U.S Navy To Deploy Wall-Climbing Robots Across Its Ships In The Pacific Fleet

Image Credits: Gecko Robotics

Gecko Robotics was awarded a $71 million contract by the U.S Navy to build wall-climbing robots and AI systems for naval ships of the Pacific Fleet.

This is a one-of-a-kind contract granted to a robotics firm; however, it will improve efficiency manifold, per Navy officials.

These robots will be able to reach difficult places on board, such as hulls, ballast tanks and confined spaces; crawling or flying to collect data which will be analysed by the AI-powered platform Cantilever.

It will identify maintenance needs and areas that need urgent attention 50 times faster and more accurately than manual inspections, claims Gecko Robotics.

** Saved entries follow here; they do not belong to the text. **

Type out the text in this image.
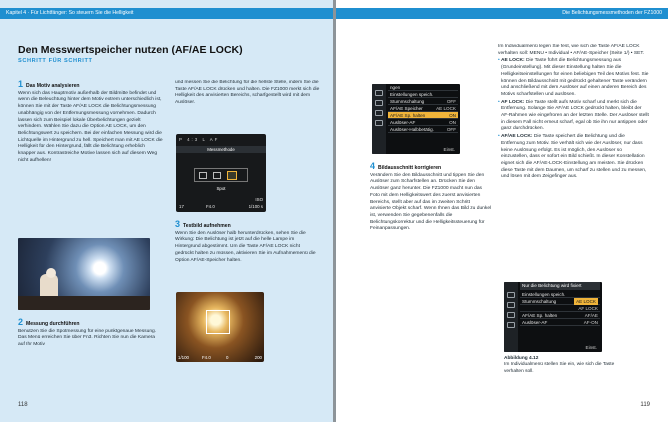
Kapitel 4 · Für Lichtfänger: So steuern Sie die Helligkeit
Den Messwertspeicher nutzen (AF/AE LOCK)
SCHRITT FÜR SCHRITT
1 Das Motiv analysieren

Wenn sich das Hauptmotiv außerhalb der Bildmitte befindet und wenn die Beleuchtung hinter dem Motiv extrem unterschiedlich ist, können Sie mit der Taste AF/AE LOCK die Belichtungsmessung unabhängig von der Entfernungsmessung vornehmen. Dadurch lassen sich zum Beispiel lokale Überbelichtungen gezielt verhindern. Wählen Sie dazu die Option AE LOCK, um den Belichtungswert zu speichern. Bei der einfachen Messung wird die Lichtquelle im Hintergrund zu hell. Speichert man mit AE LOCK die Helligkeit für den Hintergrund, fällt die Belichtung erheblich knapper aus. Kontrastreiche Motive lassen sich auf diesem Weg nicht aufhellen!

2 Messung durchführen

Benutzen Sie die Spotmessung für eine punktgenaue Messung. Das Menü erreichen Sie über Fn3. Richten Sie nun die Kamera auf Ihr Motiv

und messen Sie die Belichtung für die hellste Stelle, indem Sie die Taste AF/AE LOCK drücken und halten. Die FZ1000 merkt sich die Helligkeit des anvisierten Bereichs, scharfgestellt wird mit dem Auslöser.

P 4:3 L AF
Messmethode
Spot
17	F4.0	1/100 s
ISO
3 Testbild aufnehmen

Wenn Sie den Auslöser halb herunterdrücken, sehen Sie die Wirkung: Die Belichtung ist jetzt auf die helle Lampe im Hintergrund abgestimmt. Um die Taste AF/AE LOCK nicht gedrückt halten zu müssen, aktivieren Sie im Aufnahmemenü die Option AF/AE-Speicher halten.

1/100	F4.0	0	200
118
Die Belichtungsmessmethoden der FZ1000
ngen
Einstellungen speich.
Stummschaltung	OFF
AF/AE Speicher	AE LOCK
AF/AE Sp. halten	ON
Auslöser-AF	ON
Auslöser-Halbbetätig.	OFF
Einst.
4 Bildausschnitt korrigieren

Verändern Sie den Bildausschnitt und tippen Sie den Auslöser zum Scharfstellen an. Drücken Sie den Auslöser ganz herunter. Die FZ1000 macht nun das Foto mit dem Helligkeitswert des zuerst anvisierten Bereichs, stellt aber auf das im zweiten Schritt anvisierte Objekt scharf. Wenn Ihnen das Bild zu dunkel ist, verwenden Sie gegebenenfalls die Belichtungskorrektur und die Helligkeitssteuerung für Feinanpassungen.

Im Individualmenü legen Sie fest, wie sich die Taste AF/AE LOCK verhalten soll: MENU • Individual • AF/AE-Speicher (Seite 1/) • SET.

• AE LOCK: Die Taste führt die Belichtungsmessung aus (Grundeinstellung). Mit dieser Einstellung halten Sie die Helligkeitseinstellungen für einen beliebigen Teil des Motivs fest. Sie können den Bildausschnitt mit gedrückt gehaltener Taste verändern und anschließend mit dem Auslöser auf einen anderen Bereich des Motivs scharfstellen und auslösen.
• AF LOCK: Die Taste stellt aufs Motiv scharf und merkt sich die Entfernung. Solange Sie AF/AE LOCK gedrückt halten, bleibt der AF-Rahmen wie eingefroren an der letzten Stelle. Der Auslöser stellt in diesem Fall nicht erneut scharf, egal ob Sie ihn nur antippen oder ganz durchdrücken.
• AF/AE LOCK: Die Taste speichert die Belichtung und die Entfernung zum Motiv. Sie verhält sich wie der Auslöser, nur dass keine Auslösung erfolgt. Es ist möglich, den Auslöser so einzustellen, dass er sofort ein Bild schießt. In dieser Konstellation eignet sich die AF/AE-LOCK-Einstellung am meisten. Sie drücken diese Taste mit dem Daumen, um scharf zu stellen und zu messen, und lösen mit dem Zeigefinger aus.
Nur die Belichtung wird fixiert
Einstellungen speich.
Stummschaltung	AE LOCK
AF LOCK
AF/AE Sp. halten	AF/AE
Auslöser-AF	AF-ON
Einst.
Abbildung 4.12
Im Individualmenü stellen Sie ein, wie sich die Taste verhalten soll.
119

In a documented case, a single robot inspection of a flight deck saved the company’s client over 3 months of maintenance delays.

This deal also signals a rampant advancement of robot tech and its entry into the shipbuilding sector.

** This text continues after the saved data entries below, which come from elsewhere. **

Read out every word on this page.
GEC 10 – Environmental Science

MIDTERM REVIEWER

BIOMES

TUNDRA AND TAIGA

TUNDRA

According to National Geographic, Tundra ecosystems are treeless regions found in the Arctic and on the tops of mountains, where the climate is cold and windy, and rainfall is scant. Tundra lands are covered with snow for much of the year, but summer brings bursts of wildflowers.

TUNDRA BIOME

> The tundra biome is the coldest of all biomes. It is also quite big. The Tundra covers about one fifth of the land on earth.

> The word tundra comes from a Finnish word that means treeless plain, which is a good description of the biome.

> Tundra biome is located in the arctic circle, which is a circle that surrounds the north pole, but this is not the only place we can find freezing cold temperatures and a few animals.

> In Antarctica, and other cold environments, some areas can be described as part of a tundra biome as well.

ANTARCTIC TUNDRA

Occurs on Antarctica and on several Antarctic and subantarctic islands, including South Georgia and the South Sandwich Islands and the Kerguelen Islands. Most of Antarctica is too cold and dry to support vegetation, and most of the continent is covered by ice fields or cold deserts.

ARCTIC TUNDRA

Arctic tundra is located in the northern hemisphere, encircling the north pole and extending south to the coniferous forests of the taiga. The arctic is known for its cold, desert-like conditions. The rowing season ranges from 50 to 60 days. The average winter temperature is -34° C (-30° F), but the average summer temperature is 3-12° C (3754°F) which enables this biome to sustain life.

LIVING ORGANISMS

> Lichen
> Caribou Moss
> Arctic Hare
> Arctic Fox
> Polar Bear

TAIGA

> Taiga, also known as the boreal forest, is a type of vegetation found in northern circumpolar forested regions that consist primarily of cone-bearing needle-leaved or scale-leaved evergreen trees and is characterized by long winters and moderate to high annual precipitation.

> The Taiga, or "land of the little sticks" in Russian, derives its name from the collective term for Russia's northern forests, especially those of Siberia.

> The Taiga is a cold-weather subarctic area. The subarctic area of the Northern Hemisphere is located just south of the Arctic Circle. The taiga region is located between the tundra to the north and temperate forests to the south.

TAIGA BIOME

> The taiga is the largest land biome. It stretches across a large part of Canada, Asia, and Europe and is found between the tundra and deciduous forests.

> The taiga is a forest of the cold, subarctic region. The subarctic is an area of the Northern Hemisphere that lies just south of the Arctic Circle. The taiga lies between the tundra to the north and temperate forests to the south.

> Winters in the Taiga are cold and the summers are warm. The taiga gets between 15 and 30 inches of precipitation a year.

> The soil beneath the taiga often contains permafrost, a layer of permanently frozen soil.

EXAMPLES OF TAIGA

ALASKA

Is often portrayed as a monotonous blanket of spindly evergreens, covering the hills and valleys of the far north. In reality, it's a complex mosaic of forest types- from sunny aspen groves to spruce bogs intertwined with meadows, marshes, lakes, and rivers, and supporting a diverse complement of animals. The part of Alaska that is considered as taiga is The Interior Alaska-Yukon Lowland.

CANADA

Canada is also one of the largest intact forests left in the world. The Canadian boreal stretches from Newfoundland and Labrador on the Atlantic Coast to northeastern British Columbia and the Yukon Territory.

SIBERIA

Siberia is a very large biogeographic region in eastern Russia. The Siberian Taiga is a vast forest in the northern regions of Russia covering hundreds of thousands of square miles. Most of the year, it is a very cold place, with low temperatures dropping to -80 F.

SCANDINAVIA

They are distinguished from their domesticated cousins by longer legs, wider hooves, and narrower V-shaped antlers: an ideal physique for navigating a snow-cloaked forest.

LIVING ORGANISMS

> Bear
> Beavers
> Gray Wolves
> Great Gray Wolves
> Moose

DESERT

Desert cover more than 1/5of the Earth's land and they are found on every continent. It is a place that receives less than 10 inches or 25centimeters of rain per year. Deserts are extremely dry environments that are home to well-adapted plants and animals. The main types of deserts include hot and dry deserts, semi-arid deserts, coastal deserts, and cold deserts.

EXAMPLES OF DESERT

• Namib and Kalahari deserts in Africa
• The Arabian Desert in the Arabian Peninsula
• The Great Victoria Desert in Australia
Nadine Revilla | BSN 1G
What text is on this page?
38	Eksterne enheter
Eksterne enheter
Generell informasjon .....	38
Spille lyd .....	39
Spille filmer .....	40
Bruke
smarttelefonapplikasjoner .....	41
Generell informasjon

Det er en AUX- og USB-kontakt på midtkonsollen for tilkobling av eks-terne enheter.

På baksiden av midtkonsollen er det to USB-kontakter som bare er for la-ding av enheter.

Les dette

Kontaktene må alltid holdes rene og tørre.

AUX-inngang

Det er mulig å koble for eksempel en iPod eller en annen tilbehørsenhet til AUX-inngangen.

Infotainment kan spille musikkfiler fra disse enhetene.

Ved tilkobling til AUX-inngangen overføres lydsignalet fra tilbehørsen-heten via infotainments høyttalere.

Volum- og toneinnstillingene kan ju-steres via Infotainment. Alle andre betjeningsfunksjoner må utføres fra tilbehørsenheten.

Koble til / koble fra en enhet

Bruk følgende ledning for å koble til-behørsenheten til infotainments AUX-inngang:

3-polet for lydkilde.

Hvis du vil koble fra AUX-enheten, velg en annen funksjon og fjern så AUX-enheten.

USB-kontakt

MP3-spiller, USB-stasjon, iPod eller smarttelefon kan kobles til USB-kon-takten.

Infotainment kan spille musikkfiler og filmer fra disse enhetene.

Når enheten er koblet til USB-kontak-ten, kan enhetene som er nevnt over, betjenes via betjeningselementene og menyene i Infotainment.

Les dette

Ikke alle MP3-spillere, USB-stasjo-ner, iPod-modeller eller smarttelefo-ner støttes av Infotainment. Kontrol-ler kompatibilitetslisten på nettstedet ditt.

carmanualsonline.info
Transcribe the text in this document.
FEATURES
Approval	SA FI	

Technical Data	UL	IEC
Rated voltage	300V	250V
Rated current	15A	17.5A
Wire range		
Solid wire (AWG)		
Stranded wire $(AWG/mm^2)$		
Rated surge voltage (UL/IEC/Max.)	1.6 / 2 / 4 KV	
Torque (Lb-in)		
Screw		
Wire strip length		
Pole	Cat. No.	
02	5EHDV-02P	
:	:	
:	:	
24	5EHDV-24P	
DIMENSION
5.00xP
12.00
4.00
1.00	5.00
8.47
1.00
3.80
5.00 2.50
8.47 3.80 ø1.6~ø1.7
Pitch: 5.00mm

Gecko operates around 250 robots across commercial and government customers, ​and plans to build ⁠50 to 60 more in 2026.

According to the 5-year indefinite-delivery, indefinite-quantity contract, the robotics company will work on 18 ships of the Pacific Fleet, including littoral combat ships, amphibious warships and destroyers with an initial award of up to $54 ​million.

The company said that it worked across the Navy’s surface fleet and on both Virginia and Columbia-class nuclear submarine programs.